Milestone 02: The XOR Crisis (1969)
Historical Context
In 1969, Marvin Minsky and Seymour Papert published "Perceptrons," a book that mathematically proved single-layer perceptrons CANNOT solve the XOR problem. This revelation killed neural network research funding for over a decade - triggering the infamous "AI Winter."
The proof was devastating: no matter how much you train, a single layer cannot learn XOR. This milestone recreates that crisis... and then shows how multi-layer networks solved it.
What You're Building
A demonstration of perceptron limitations and the multi-layer solution:
- The Crisis - Watch a perceptron fail to learn XOR despite training
- The Solution - See how adding a hidden layer solves the "impossible" problem
Required Modules
Run after Module 07 (Training capability)
| Module | Component | What It Provides |
|---|---|---|
| Module 01 | Tensor | YOUR data structure |
| Module 02 | Activations | YOUR sigmoid/ReLU activations |
| Module 03 | Layers | YOUR Linear layers |
| Module 04 | Losses | YOUR loss functions |
| Module 05 | Autograd | YOUR automatic differentiation |
| Module 06 | Optimizers | YOUR SGD optimizer |
| Module 07 | Training | YOUR end-to-end training loop |
Milestone Structure
This milestone uses crisis → solution narrative with 2 scripts:
01_xor_crisis.py
Purpose: Demonstrate the fundamental limitation
- Train a single-layer perceptron on XOR
- Watch loss stay high (~0.69) and accuracy stuck at 50%
- No matter how long you train, it CANNOT learn
- Key Learning: "Minsky was right - single layers can't solve XOR"
The XOR Problem:
Inputs Output
x1 x2 XOR
0 0 → 0 (same)
0 1 → 1 (different)
1 0 → 1 (different)
1 1 → 0 (same)
These 4 points CANNOT be separated by a single line!
02_xor_solved.py
Purpose: Show how multi-layer networks solve it
- Add ONE hidden layer (2-layer network)
- Same XOR problem, now solvable
- Watch accuracy reach 100%
- Key Learning: "Hidden layers unlock non-linear problems!"
The Solution:
Input → Hidden Layer → Output
(learns useful features)
The hidden layer learns to transform the space so XOR becomes linearly separable!
Expected Results
| Script | Layers | Loss | Accuracy | What It Shows |
|---|---|---|---|---|
| 01 (Single Layer) | 1 | ~0.69 (stuck!) | ~50% | Cannot learn XOR (Minsky was right) |
| 02 (Multi-Layer) | 2 | → 0.0 | 100% | Hidden layers solve the problem! |
Key Learning: The Power of Depth
This milestone teaches the fundamental reason why deep learning works:
- Single layers = Only linear decision boundaries (limited expressiveness)

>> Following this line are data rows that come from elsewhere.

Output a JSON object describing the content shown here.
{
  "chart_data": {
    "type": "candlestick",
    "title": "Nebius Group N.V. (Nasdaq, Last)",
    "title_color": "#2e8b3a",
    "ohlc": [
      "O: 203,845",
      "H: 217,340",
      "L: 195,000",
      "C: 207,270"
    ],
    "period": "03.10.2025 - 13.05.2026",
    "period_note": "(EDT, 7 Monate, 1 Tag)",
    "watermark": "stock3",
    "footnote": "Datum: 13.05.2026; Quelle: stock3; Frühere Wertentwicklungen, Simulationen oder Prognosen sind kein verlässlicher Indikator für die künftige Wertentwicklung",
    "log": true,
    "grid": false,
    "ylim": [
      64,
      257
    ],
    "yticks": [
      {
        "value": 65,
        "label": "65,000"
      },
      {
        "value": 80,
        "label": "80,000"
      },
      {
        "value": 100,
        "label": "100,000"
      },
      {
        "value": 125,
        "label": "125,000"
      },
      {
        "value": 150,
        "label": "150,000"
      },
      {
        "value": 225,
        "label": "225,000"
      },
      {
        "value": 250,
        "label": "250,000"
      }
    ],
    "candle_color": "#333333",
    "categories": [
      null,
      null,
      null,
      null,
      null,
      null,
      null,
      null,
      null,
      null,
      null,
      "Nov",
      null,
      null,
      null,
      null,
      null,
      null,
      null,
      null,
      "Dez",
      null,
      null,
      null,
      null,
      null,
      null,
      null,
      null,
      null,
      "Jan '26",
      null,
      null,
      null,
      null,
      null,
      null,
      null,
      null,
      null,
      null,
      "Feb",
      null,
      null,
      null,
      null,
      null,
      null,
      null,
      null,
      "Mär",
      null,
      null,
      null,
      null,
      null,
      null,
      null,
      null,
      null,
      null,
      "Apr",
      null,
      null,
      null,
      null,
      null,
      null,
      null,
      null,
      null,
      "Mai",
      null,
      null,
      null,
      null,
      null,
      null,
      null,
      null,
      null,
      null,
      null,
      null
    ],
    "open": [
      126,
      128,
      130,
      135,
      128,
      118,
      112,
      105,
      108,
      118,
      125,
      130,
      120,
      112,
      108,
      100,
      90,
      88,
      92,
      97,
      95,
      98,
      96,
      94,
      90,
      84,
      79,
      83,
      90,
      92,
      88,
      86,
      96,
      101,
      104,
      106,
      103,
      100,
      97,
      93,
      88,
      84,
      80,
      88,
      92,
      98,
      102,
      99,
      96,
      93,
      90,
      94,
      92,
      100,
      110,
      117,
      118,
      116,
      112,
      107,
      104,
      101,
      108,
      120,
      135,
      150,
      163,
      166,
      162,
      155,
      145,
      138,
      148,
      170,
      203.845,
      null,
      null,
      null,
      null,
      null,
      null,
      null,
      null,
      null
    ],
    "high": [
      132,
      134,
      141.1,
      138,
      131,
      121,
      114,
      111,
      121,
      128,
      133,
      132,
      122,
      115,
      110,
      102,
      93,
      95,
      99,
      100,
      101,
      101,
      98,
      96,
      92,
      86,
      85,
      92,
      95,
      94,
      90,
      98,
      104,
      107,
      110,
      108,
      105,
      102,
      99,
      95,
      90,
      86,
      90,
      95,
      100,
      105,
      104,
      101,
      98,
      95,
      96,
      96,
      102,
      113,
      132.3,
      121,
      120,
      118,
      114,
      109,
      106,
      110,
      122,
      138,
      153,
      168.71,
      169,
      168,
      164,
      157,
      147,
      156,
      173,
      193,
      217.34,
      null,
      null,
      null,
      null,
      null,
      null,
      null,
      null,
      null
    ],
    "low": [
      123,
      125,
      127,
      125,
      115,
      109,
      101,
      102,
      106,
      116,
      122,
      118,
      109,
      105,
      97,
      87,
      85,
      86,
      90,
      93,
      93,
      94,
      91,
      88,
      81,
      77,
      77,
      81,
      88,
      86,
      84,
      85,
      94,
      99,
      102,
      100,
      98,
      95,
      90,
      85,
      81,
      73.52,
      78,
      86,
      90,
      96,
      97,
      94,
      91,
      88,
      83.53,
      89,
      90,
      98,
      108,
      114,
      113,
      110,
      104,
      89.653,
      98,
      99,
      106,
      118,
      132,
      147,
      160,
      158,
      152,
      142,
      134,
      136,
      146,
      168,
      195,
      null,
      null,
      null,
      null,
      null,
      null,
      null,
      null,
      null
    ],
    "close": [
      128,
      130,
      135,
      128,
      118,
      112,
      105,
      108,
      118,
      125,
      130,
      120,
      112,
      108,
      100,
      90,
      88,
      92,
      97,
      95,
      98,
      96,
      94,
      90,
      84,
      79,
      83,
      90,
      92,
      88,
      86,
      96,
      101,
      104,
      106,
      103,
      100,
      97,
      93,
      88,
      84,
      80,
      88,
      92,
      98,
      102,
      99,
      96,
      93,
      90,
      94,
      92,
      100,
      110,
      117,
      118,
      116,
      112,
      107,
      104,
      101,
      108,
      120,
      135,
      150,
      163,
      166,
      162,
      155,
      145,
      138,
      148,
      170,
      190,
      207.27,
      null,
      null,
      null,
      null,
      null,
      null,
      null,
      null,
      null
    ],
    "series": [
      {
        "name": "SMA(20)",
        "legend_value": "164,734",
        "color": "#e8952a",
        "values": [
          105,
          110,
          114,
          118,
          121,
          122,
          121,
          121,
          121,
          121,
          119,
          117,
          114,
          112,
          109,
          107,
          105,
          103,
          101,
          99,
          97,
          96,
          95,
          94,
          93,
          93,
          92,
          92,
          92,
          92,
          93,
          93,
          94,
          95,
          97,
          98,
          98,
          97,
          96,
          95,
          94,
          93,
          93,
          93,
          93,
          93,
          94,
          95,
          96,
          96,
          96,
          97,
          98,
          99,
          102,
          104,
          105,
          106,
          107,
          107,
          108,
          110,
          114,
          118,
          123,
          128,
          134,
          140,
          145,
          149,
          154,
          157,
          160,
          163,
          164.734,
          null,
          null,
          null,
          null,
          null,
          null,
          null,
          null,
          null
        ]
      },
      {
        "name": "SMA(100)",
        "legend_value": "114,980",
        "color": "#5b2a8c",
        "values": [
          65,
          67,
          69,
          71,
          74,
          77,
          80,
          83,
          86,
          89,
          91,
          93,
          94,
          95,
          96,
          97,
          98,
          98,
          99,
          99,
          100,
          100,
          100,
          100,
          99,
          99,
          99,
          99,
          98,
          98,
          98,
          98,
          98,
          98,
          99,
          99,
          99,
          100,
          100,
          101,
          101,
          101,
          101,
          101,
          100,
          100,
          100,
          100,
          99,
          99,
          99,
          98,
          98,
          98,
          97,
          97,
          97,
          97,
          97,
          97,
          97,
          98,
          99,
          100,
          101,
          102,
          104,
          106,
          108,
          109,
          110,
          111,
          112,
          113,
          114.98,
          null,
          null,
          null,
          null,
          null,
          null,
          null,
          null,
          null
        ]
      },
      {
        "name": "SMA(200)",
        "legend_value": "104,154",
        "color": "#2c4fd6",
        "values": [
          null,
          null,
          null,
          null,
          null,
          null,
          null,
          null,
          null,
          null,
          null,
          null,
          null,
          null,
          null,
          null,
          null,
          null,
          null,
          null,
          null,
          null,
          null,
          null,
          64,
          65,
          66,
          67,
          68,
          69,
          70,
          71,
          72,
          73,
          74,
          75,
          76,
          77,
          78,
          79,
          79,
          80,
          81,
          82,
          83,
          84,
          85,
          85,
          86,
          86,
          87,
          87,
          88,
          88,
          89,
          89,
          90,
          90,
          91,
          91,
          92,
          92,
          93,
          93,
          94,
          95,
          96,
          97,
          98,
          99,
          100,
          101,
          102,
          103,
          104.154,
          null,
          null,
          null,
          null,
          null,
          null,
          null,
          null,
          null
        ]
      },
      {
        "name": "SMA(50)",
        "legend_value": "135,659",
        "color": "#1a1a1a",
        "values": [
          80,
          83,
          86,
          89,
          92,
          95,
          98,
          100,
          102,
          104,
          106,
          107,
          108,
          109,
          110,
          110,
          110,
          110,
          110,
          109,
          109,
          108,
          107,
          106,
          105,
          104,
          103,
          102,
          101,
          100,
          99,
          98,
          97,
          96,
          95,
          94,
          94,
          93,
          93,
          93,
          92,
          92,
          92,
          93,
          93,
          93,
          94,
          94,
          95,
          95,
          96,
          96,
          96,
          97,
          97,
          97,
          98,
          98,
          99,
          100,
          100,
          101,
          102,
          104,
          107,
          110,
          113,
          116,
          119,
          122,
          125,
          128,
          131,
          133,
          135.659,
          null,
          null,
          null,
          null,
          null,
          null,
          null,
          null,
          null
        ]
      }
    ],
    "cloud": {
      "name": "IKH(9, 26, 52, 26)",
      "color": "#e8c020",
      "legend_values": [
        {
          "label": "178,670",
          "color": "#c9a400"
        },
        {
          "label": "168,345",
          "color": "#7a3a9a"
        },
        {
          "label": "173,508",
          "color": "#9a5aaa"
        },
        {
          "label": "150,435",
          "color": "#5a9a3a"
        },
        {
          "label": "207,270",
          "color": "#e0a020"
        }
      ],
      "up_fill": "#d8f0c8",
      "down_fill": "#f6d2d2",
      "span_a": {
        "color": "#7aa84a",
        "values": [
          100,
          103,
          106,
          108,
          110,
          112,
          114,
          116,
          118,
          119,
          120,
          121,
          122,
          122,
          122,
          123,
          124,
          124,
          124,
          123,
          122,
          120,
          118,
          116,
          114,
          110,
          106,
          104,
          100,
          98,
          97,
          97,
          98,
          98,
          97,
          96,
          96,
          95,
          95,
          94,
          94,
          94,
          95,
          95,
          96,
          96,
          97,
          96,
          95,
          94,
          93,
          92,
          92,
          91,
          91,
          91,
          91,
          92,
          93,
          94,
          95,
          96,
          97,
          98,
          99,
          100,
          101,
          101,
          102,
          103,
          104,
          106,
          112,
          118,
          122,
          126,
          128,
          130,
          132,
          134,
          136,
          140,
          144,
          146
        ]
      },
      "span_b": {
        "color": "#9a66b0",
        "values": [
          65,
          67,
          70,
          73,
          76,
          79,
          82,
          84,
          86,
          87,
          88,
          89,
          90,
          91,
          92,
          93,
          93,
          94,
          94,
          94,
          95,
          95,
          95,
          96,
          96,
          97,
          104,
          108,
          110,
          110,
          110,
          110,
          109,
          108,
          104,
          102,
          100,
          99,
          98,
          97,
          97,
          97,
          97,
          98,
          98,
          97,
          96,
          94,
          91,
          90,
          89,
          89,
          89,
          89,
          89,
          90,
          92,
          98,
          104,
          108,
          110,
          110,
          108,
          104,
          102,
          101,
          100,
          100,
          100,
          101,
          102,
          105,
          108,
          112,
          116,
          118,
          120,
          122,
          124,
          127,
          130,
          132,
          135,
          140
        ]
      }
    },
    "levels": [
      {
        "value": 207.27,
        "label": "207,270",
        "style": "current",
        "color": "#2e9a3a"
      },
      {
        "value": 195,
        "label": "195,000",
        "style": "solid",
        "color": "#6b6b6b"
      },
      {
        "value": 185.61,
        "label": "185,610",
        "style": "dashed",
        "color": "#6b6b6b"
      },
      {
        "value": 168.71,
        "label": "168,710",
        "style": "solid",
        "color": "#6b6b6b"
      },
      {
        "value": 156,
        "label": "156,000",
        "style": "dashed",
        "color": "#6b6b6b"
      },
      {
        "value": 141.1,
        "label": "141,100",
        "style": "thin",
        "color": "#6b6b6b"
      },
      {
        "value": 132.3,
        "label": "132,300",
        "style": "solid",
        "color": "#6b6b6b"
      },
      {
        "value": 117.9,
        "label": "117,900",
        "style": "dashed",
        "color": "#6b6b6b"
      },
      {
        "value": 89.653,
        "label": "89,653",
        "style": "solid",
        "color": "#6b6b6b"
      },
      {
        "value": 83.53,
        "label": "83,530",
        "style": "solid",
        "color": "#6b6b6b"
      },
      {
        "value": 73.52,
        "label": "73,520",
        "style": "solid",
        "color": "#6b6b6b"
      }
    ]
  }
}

- Multiple layers = Can learn ANY decision boundary (universal approximation)
The XOR crisis wasn't about perceptrons being broken - it was about needing depth to solve complex problems. This realization (via backpropagation in 1986) ended the AI Winter.
Running the Milestone
cd milestones/02_1969_xor
# Step 1: Experience the crisis (run after Module 07)
python 01_xor_crisis.py
# Step 2: See the solution (run after Module 07)
python 02_xor_solved.py
Further Reading
- The Crisis: Minsky, M., & Papert, S. (1969). "Perceptrons"
- The Solution: Rumelhart, Hinton, Williams (1986). "Learning representations by back-propagating errors"
- Historical Context: AI Winter on Wikipedia
Achievement Unlocked
After completing this milestone, you'll understand:
- Why single-layer networks have fundamental limitations
- What "linear separability" means (and why it matters)
- How hidden layers enable non-linear decision boundaries
- The historical importance of this problem (caused AI Winter!)
You've experienced the crisis that shaped neural network history!